Записки средневековой домохозяйки — страница 48 из 78

То, что рассказал отец, перевернуло его мир с ног на голову. До сих пор, он старался не отдавать себе отчета в том, что делает, считая, что поступает низко. Влюбиться в жену собственного брата, что может быть хуже?! А теперь, после разговора он с ужасом осознал, что все это было предопределено в тот самый роковой день.

В голове разом возникла куча вопросов, десяток противоречивых эмоций рвались из груди… И в одну секунду хотелось думать, что его вспыхнувшие в усадьбе чувства к Аннель, которые он пытался скрывать не только от нее, но и от себя, это наваждение, в котором, как оказывается, он был неволен. А уже в следующую, он понимал, что какими бы эти чувства не были, наведенными, предопределенными судьбой — они есть и от них невозможно будет избавиться. Достаточно было вспомнить тот момент, когда он увидел, как капитан Эйрли целует девушку, норовя увлечь в спальню. Как тогда потемнело в глазах: он готов был разорвать соперника на месте, и лишь с великим трудом сдержался.

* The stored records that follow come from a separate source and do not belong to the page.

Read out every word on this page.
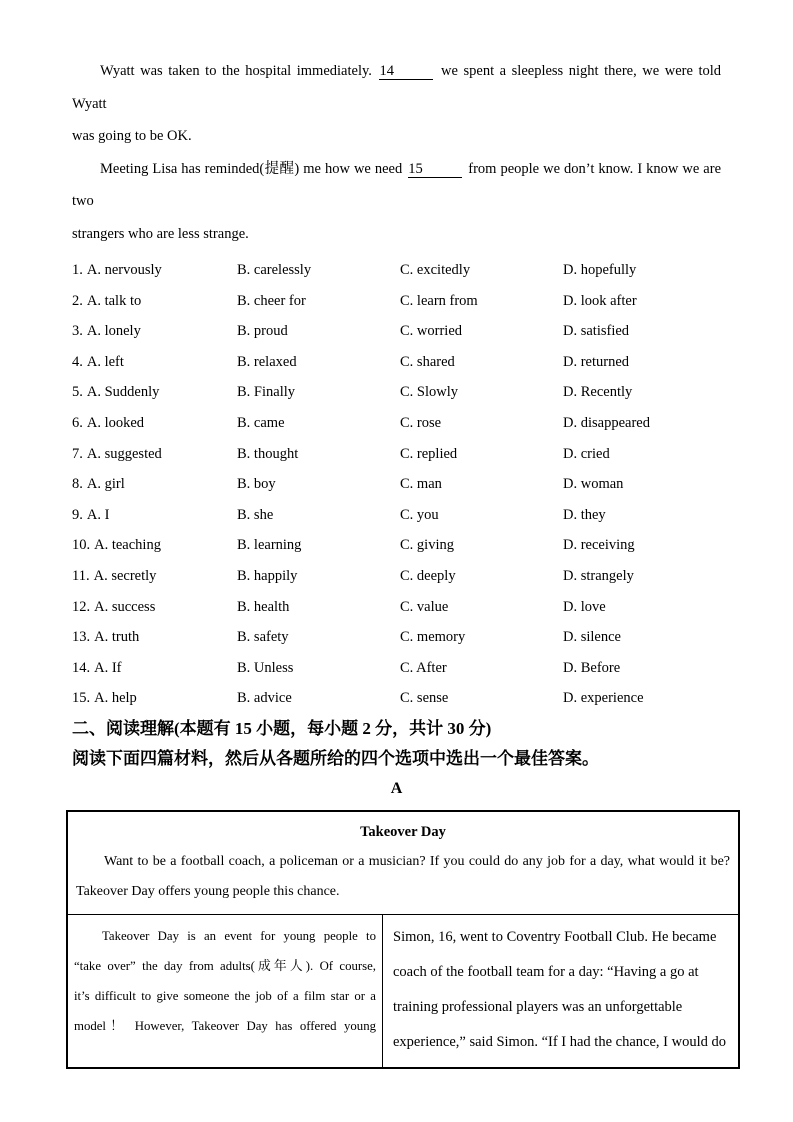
Wyatt was taken to the hospital immediately. 14	we spent a sleepless night there, we were told Wyatt
was going to be OK.
Meeting Lisa has reminded(提醒) me how we need 15	from people we don’t know. I know we are two
strangers who are less strange.
1. A. nervously	B. carelessly	C. excitedly	D. hopefully
2. A. talk to	B. cheer for	C. learn from	D. look after
3. A. lonely	B. proud	C. worried	D. satisfied
4. A. left	B. relaxed	C. shared	D. returned
5. A. Suddenly	B. Finally	C. Slowly	D. Recently
6. A. looked	B. came	C. rose	D. disappeared
7. A. suggested	B. thought	C. replied	D. cried
8. A. girl	B. boy	C. man	D. woman
9. A. I	B. she	C. you	D. they
10. A. teaching	B. learning	C. giving	D. receiving
11. A. secretly	B. happily	C. deeply	D. strangely
12. A. success	B. health	C. value	D. love
13. A. truth	B. safety	C. memory	D. silence
14. A. If	B. Unless	C. After	D. Before
15. A. help	B. advice	C. sense	D. experience
二、阅读理解(本题有 15 小题，每小题 2 分，共计 30 分)
阅读下面四篇材料，然后从各题所给的四个选项中选出一个最佳答案。
A
Takeover Day
Want to be a football coach, a policeman or a musician? If you could do any job for a day, what would it be?
Takeover Day offers young people this chance.
Takeover Day is an event for young people to
“take over” the day from adults(成年人). Of course,
it’s difficult to give someone the job of a film star or a
model！ However, Takeover Day has offered young
Simon, 16, went to Coventry Football Club. He became
coach of the football team for a day: “Having a go at
training professional players was an unforgettable
experience,” said Simon. “If I had the chance, I would do
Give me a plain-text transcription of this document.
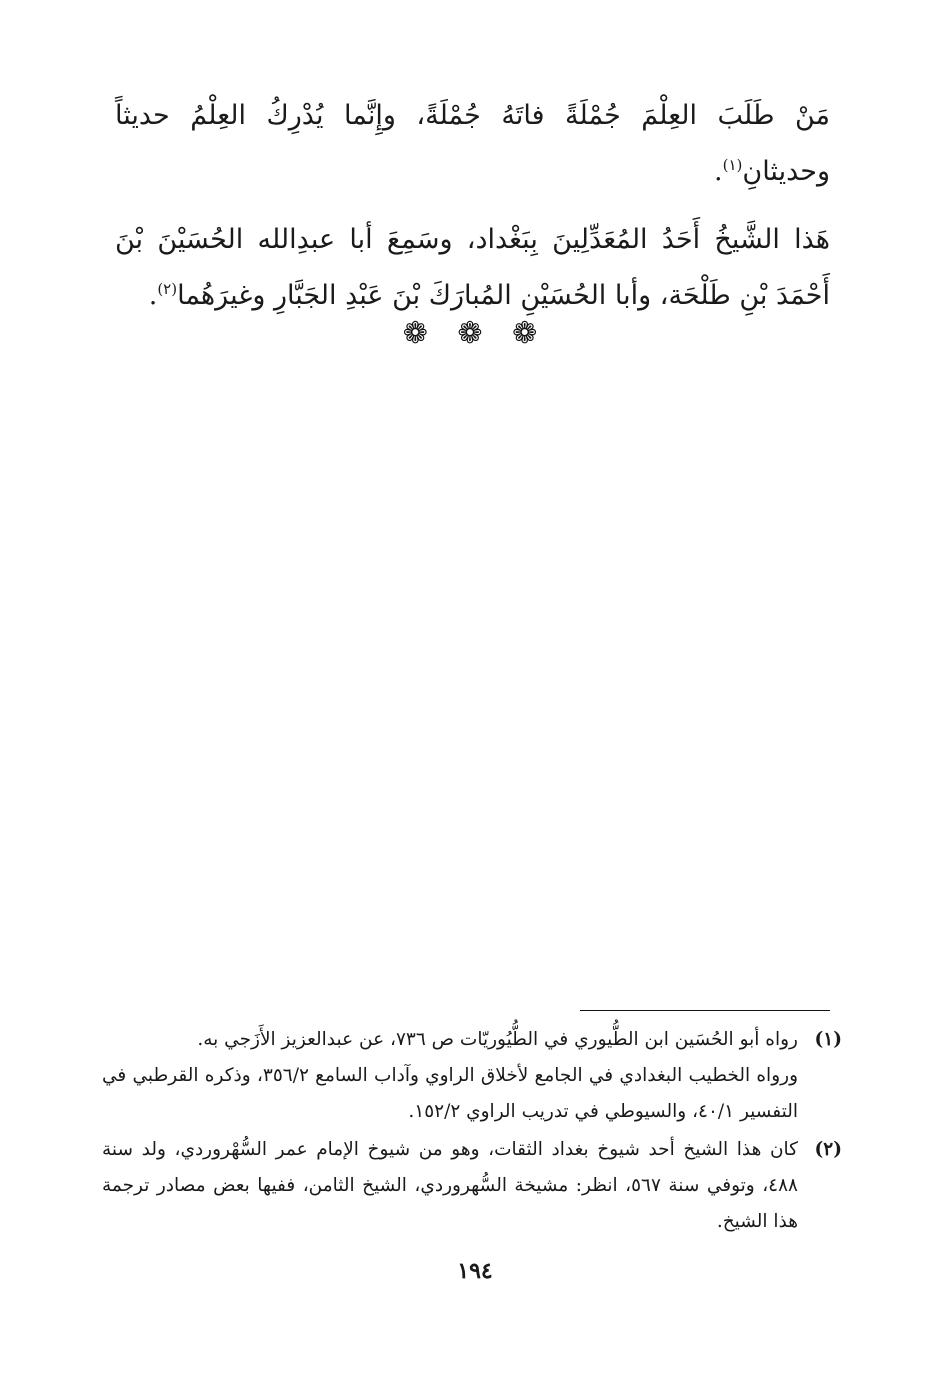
مَنْ طَلَبَ العِلْمَ جُمْلَةً فاتَهُ جُمْلَةً، وإِنَّما يُدْرِكُ العِلْمُ حديثاً وحديثانِ$^{(١)}$.

هَذا الشَّيخُ أَحَدُ المُعَدِّلِينَ بِبَغْداد، وسَمِعَ أبا عبدِالله الحُسَيْنَ بْنَ أَحْمَدَ بْنِ طَلْحَة، وأبا الحُسَيْنِ المُبارَكَ بْنَ عَبْدِ الجَبَّارِ وغيرَهُما$^{(٢)}$.

❁ ❁ ❁
(١)

رواه أبو الحُسَين ابن الطُّيوري في الطُّيُوريّات ص ٧٣٦، عن عبدالعزيز الأَزَجي به.

ورواه الخطيب البغدادي في الجامع لأخلاق الراوي وآداب السامع ٣٥٦/٢، وذكره القرطبي في التفسير ٤٠/١، والسيوطي في تدريب الراوي ١٥٢/٢.

(٢)

كان هذا الشيخ أحد شيوخ بغداد الثقات، وهو من شيوخ الإمام عمر السُّهْروردي، ولد سنة ٤٨٨، وتوفي سنة ٥٦٧، انظر: مشيخة السُّهروردي، الشيخ الثامن، ففيها بعض مصادر ترجمة هذا الشيخ.

١٩٤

В первый раз в жизни он не знал что делать: бороться до конца, поправ законы морали и общества, или смириться, видя любимого человека с другим? Да ладно бы с тем, кто так же безответно любил бы ее. Так нет же, с тем, кто беззастенчиво издевался над невинной, не способной ничего противопоставить в ответ женщиной… И все то казалось сумасшествием, сводящим с ума абсурдом.


Когда Себастьян покинул отцовскую комнату, то не увидел, как захлопотал над герцогом доктор, капающий ему новые капли. Не видел, как отец, разом постарев на добрый десяток лет, откинулся на подушки и, глотая горькое лекарство, решал все для себя. Что ради сына герцог готов был на все: взойти на эшафот, лишь бы сын… был счастлив. А Кларенс. Ох, Кларенс, Кларенс — непутевый племянник. Теперь еще одной его герцогской задачей будет сделать так, чтобы Кларенс не коснулся Аннель даже пальцем.

Часть 4. Снова в столицу

Едва Себастьян покинул усадьбу, зарядили дожди. Хмурое осеннее небо казалось настолько низким, что чудилось, будто бы чернильные облака царапают макушки самых высоких деревьев. Я рассказала своим домочадцам, что собираюсь предпринять. Мое заявление, что я хочу сбежать от Мейнморов и Коненталей, вызвало бурю обсуждений. И если молодежь в лице Меган и Агны поддерживала меня, то старшее поколение скептически качало головой. Они осуждали меня, повторяя одно — Господь завещал терпеть.

А у меня на этот счет было совершенно другое мнение. Терпеть я не хотела, быть игрушкой в чужих руках тоже, и не собиралась сидеть и ждать, когда же меня привезут к ненавистному супругу. В итоге, после бурных дебатов я решила, что в сопровождении Меган и Питера отправляюсь в неизвестность, а все остальные останутся в поместье ждать от меня известий, чтобы после, когда мы хотя бы немного устроимся — последовать за нами.

На самом деле, я, конечно же, сомневалась, что Порриманы сорвутся из Адольдага. Они и так сильно рисковали, отправляясь в сюда, а теперь, когда не понятно смогу ли я раздобыть крышу над головой… У них было трое детей — трое сорванцов и это все решало. А вот молодежь!.. Они не были обременены отпрысками и могли решиться на авантюру, тем более что я заранее раздала им рекомендательные письма на открытую дату и они бы, даже если наша авантюра не увенчается успехом, неплохо устроились после.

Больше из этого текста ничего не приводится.